When considering a discussion of metal-on-metal bearings for disc arthroplasty applications, it is instructive to refer to the literature concerning metal-on-metal bearings in the hip, including both total hip arthroplasty and surface replacement arthroplasty. Over the past several years, there have been numerous reports of adverse local tissue responses (ALTRs) in metal-on-metal hip replacements leading to poor clinical outcomes [41]. Recently, there have been reports of ALTRs associated with metal-on-metal disc arthroplasty devices as well [42–44]. While the true incidence of this phenomenon in metal-on-metal disc arthroplasty has yet to be defined, as is the case for hip arthroplasty, it is likely that patients with higher Co and Cr levels by virtue of greater implant wear and/or corrosion are at greater risk of developing an ALTR. An advantage of metal-on-metal bearings is the substantially lower volumetric wear debris when compared with conventional metal-on-polyethylene bearing couples.
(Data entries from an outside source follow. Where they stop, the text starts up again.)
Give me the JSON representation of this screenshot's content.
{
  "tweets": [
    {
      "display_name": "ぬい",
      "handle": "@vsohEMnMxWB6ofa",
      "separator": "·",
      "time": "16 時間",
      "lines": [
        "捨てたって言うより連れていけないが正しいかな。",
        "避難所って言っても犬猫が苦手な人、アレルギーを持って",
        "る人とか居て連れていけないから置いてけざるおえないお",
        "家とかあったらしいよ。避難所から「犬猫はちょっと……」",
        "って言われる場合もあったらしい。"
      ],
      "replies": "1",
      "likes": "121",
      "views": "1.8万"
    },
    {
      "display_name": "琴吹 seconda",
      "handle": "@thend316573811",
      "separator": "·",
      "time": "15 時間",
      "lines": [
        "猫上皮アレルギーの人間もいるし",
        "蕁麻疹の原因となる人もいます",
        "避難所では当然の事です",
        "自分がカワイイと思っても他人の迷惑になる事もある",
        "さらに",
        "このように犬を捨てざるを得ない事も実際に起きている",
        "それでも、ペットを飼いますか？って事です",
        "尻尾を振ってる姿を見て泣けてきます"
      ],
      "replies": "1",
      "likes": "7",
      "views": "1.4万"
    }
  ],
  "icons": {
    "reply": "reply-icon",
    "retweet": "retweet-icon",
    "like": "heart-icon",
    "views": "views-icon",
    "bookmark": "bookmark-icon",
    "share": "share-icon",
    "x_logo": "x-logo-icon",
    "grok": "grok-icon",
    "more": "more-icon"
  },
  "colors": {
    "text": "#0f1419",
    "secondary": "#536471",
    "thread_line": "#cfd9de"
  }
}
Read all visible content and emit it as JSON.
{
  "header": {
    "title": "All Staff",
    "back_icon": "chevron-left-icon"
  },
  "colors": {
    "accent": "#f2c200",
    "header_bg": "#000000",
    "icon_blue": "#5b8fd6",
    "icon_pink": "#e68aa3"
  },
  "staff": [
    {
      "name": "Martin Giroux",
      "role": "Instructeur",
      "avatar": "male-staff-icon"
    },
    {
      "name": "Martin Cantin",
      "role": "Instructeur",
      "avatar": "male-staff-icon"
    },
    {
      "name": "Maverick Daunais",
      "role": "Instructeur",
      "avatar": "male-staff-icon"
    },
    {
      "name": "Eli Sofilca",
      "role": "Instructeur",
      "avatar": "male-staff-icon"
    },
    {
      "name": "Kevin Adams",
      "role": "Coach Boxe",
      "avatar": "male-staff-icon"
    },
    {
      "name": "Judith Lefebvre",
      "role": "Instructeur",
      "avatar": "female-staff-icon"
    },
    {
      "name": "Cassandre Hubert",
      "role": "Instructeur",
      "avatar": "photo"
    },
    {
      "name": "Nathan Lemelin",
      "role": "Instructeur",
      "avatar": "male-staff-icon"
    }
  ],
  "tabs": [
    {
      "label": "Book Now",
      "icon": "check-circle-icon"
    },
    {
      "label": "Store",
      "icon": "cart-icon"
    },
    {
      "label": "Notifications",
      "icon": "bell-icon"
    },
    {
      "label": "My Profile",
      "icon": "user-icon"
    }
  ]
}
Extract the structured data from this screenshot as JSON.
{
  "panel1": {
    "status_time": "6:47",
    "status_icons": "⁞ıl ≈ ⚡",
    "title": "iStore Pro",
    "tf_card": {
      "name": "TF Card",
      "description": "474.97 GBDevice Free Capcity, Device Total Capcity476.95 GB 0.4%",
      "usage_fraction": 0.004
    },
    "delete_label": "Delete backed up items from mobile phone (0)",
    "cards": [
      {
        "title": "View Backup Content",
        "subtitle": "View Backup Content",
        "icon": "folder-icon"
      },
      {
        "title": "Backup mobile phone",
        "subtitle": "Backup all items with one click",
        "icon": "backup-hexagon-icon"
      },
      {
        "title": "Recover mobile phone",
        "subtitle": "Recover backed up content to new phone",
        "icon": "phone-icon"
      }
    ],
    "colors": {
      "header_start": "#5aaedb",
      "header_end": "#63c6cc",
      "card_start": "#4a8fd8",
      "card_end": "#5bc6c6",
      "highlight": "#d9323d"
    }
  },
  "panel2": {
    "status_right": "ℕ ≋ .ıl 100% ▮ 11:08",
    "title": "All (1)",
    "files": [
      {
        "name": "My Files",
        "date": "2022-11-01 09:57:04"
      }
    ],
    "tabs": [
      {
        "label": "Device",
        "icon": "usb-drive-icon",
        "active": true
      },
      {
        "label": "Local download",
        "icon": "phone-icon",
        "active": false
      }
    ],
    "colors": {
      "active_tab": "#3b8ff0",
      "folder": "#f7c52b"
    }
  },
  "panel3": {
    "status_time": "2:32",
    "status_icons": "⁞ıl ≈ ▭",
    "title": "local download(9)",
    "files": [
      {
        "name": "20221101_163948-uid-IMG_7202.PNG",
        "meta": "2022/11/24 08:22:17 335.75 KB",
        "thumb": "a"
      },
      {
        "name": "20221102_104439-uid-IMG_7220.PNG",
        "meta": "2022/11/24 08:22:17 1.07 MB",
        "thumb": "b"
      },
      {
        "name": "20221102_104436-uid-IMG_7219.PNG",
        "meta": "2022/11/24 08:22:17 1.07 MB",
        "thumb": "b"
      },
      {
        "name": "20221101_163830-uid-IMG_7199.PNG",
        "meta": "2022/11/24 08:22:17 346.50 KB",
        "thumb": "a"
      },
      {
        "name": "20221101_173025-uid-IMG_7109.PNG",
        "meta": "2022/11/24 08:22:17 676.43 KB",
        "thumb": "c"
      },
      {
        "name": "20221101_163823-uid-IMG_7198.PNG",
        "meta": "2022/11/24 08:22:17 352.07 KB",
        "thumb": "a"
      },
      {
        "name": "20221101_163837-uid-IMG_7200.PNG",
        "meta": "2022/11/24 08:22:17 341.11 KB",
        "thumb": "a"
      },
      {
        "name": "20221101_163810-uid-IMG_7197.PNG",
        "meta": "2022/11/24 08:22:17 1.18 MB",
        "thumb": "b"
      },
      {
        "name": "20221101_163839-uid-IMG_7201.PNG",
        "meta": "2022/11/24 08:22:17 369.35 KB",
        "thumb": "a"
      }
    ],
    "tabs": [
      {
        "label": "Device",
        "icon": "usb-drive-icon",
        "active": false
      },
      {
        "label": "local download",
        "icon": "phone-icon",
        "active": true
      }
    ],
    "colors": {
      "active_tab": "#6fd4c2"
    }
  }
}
However, patients with metal-on-metal articulating prosthetic implants experience increased serum metal ion concentrations following surgery, and the toxicological sequelae of these chronic elevated local and systemic metal levels have not been determined. Despite continuing concerns about the biologic consequences of metal release, there are currently no reliable threshold values for the toxicity of systemic, circulating metal debris following implantation of articulating orthopedic implants. As such, the clinical implications of elevated local tissue and systemic ionic concentrations are uncertain. Surgeons and their patients should be fully informed as to the benefits as well as the risks of any technology, including metal-on-metal LDA. Clinical judgement, after assessing the overall risk–benefit vis-a-vis indications, patient selection, and the appropriateness of a particular implant, will determine the final treatment plan for each individual patient. Continued observation of patients with metallic LDA implants will provide important intermediate to long-term data regarding the biological effects of particulate debris over a patient’s lifetime.
Acknowledgments
This investigational device exemption study was sponsored by Medtronic, Memphis, TN.
Conflict of interest
Gornet—Royalties and Royalty payments with Medtronic. Burkus—Patent Holder with Medtronic and Royalties and Royalty payments with Medtronic. Harper—Employee of Medtronic. Chan—None Skipor—Institutional Funds are received from Medtronic Spinal and Biologics. Jacobs—Consultant: Zimmer, Medtronic, Johnson and Johnson, Smith and Nephew. Spinal Motion Research Funding: Medtronic, Zimmer and Spinal Motion.
Footnotes
Cases with values between 1.5 and 3 lengths from the upper or lower edge of the box are defined as outlier. The box length is the interquartile range (25–75 %), (SPSS ver. 10.05).
Cases with values more than three box lengths from the upper or lower edge of the box are defined as extreme. The box length is the interquartile range (25–75 %), (SPSS ver. 10.05).